The Europeans and Ukraine are wary that Putin, who has waged the biggest land war in Europe since 1945 and used Russia's energy might to try to intimidate the EU, might secure favourable concessions and set the outlines of a peace deal without them.
European countries' overarching fear is that Putin will set his sights on one of them next if he wins in Ukraine.
Their leaders said Tuesday they “welcome the efforts of President Trump towards ending Russia's war of aggression against Ukraine.” But, they underlined, “the path to peace in Ukraine cannot be decided without Ukraine” and “international borders must not be changed by force.”
The Europeans on Wednesday will make a fresh attempt to rally Trump to Ukraine's cause at virtual meetings convened by German Chancellor Friedrich Merz. Trump did not confirm whether he would take part but did say “I'm going to get everybody's ideas” before meeting with Putin.
Russia holds shaky control over four of the country's regions, two in the country's east and two in the south.
Mykhailo Podolyak, an adviser to the chief of Zelenskyy's office, said anything short of Russia's strategic defeat would mean that any ceasefire deal would be on Moscow's terms, erode international law and send a dangerous signal to the world.
'A profoundly alarming moment for Europe'
Trump's seemingly public rehabilitation of Putin — a pariah in most of Europe — has unnerved Ukraine's backers.
The summit in Alaska is a “profoundly alarming moment for Europe,” said Nigel Gould-Davies, senior fellow at the International Institute for Strategic Studies in London.
According to Gould-Davies, Putin might persuade Trump to try to end the war by “accepting Russian sovereignty” over parts of Ukraine, even beyond areas that it currently occupies.

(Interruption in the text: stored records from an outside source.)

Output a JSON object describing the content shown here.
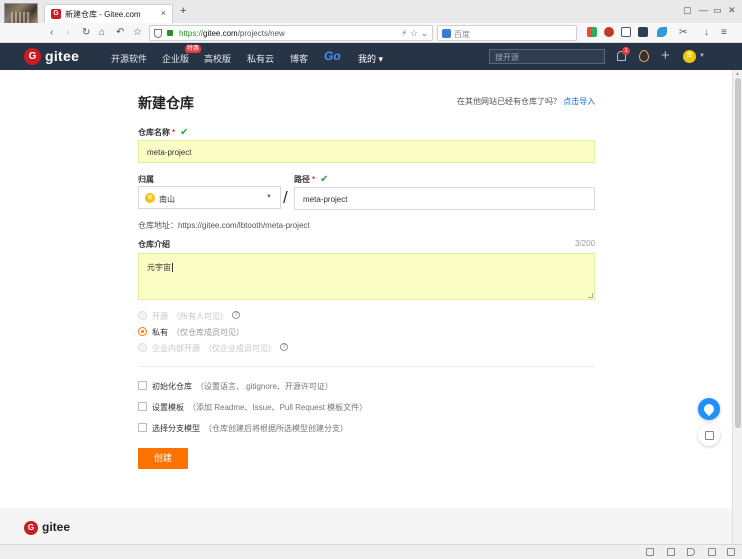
{
  "browser": {
    "tab": {
      "title": "新建仓库 - Gitee.com",
      "favicon": "gitee-favicon",
      "close": "×"
    },
    "new_tab": "+",
    "url_scheme": "https://",
    "url_host": "gitee.com",
    "url_path": "/projects/new",
    "search_engine_placeholder": "百度",
    "window_buttons": [
      "▢",
      "—",
      "▭",
      "✕"
    ]
  },
  "header": {
    "brand": "gitee",
    "logo_letter": "G",
    "nav": [
      "开源软件",
      "企业版",
      "高校版",
      "私有云",
      "博客"
    ],
    "enterprise_badge": "特惠",
    "go": "Go",
    "mine": "我的 ▾",
    "search_placeholder": "搜开源",
    "notify_count": "1",
    "plus": "+",
    "avatar_text": "南"
  },
  "page": {
    "title": "新建仓库",
    "import_hint": "在其他网站已经有仓库了吗？",
    "import_link": "点击导入",
    "repo_name_label": "仓库名称",
    "repo_name_value": "meta-project",
    "owner_label": "归属",
    "owner_value": "南山",
    "owner_avatar": "南",
    "path_label": "路径",
    "path_value": "meta-project",
    "slash": "/",
    "required_mark": "*",
    "check_mark": "✔",
    "repo_address_label": "仓库地址：",
    "repo_address_value": "https://gitee.com/lbtooth/meta-project",
    "intro_label": "仓库介绍",
    "intro_counter": "3/200",
    "intro_value": "元宇宙",
    "visibility": [
      {
        "label": "开源",
        "sub": "（所有人可见）",
        "help": "?",
        "selected": false,
        "disabled": true
      },
      {
        "label": "私有",
        "sub": "（仅仓库成员可见）",
        "help": "",
        "selected": true,
        "disabled": false
      },
      {
        "label": "企业内部开源",
        "sub": "（仅企业成员可见）",
        "help": "?",
        "selected": false,
        "disabled": true
      }
    ],
    "options": [
      {
        "label": "初始化仓库",
        "sub": "（设置语言、.gitignore、开源许可证）"
      },
      {
        "label": "设置模板",
        "sub": "（添加 Readme、Issue、Pull Request 模板文件）"
      },
      {
        "label": "选择分支模型",
        "sub": "（仓库创建后将根据所选模型创建分支）"
      }
    ],
    "create_button": "创建"
  },
  "footer": {
    "brand": "gitee",
    "logo_letter": "G"
  },
  "colors": {
    "header_bg": "#263445",
    "accent": "#fe7300",
    "link": "#096dd9",
    "valid": "#28a745",
    "input_filled_bg": "#fafec5"
  }
}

Trump also could ease or lift sanctions which are causing “chronic pain” to the Russian economy.
That would provoke a “really serious split in the transatlantic alliance," he said.
The war isn't about Russia's territorial expansion but about Putin's goal of subordinating Ukraine, which would create the opportunity to threaten other parts of Europe, Gould-Davies said.
It was unclear whether the Europeans also were unsettled by Trump mistakenly saying twice he would be traveling to Russia on Friday to meet Putin. The summit is taking place in the U.S. state of Alaska, which was colonized by Russia in the 18th century until Czar Alexander II sold it to the U.S. in 1867.
Tuesday's European joint statement was meant to be a demonstration of unity. But Hungarian Prime Minister Viktor Orbán, who is Putin's closest ally in Europe and has tried to block EU support for Ukraine, was the only one of the bloc's 27 leaders who refused to endorse it.
Russia closes in on Pokrovsk
Russia appeared close to taking an important city in the Donetsk region, Pokrovsk.
Military analysts using open-source information to monitor the battles said the next 24-48 hours could be critical. Losing Pokrovsk would hand Russia an important victory ahead of the summit. It also would complicate Ukrainian supply lines to the Donetsk region, where the Kremlin has focused the bulk of military efforts.
“A lot will depend on availability, quantity and quality of Ukrainian reserves,” Pasi Paroinen, an analyst with the Finland-based Black Bird Group, wrote on social media late Monday.
Ukraine's military said its forces are fending off Russian infantry units trying to infiltrate their defensive positions in the Donetsk region. The region's Ukrainian military command on social media Monday acknowledged that the situation remains “difficult, unpleasant and dynamic.”
Elsewhere in Ukraine, a Russian missile attack on a military training facility left one soldier dead and 11 others wounded, the Ukrainian Ground Forces posted on social media. Soldiers rushing to shelters were hit with cluster munitions, according to the Ukrainian Ground Forces.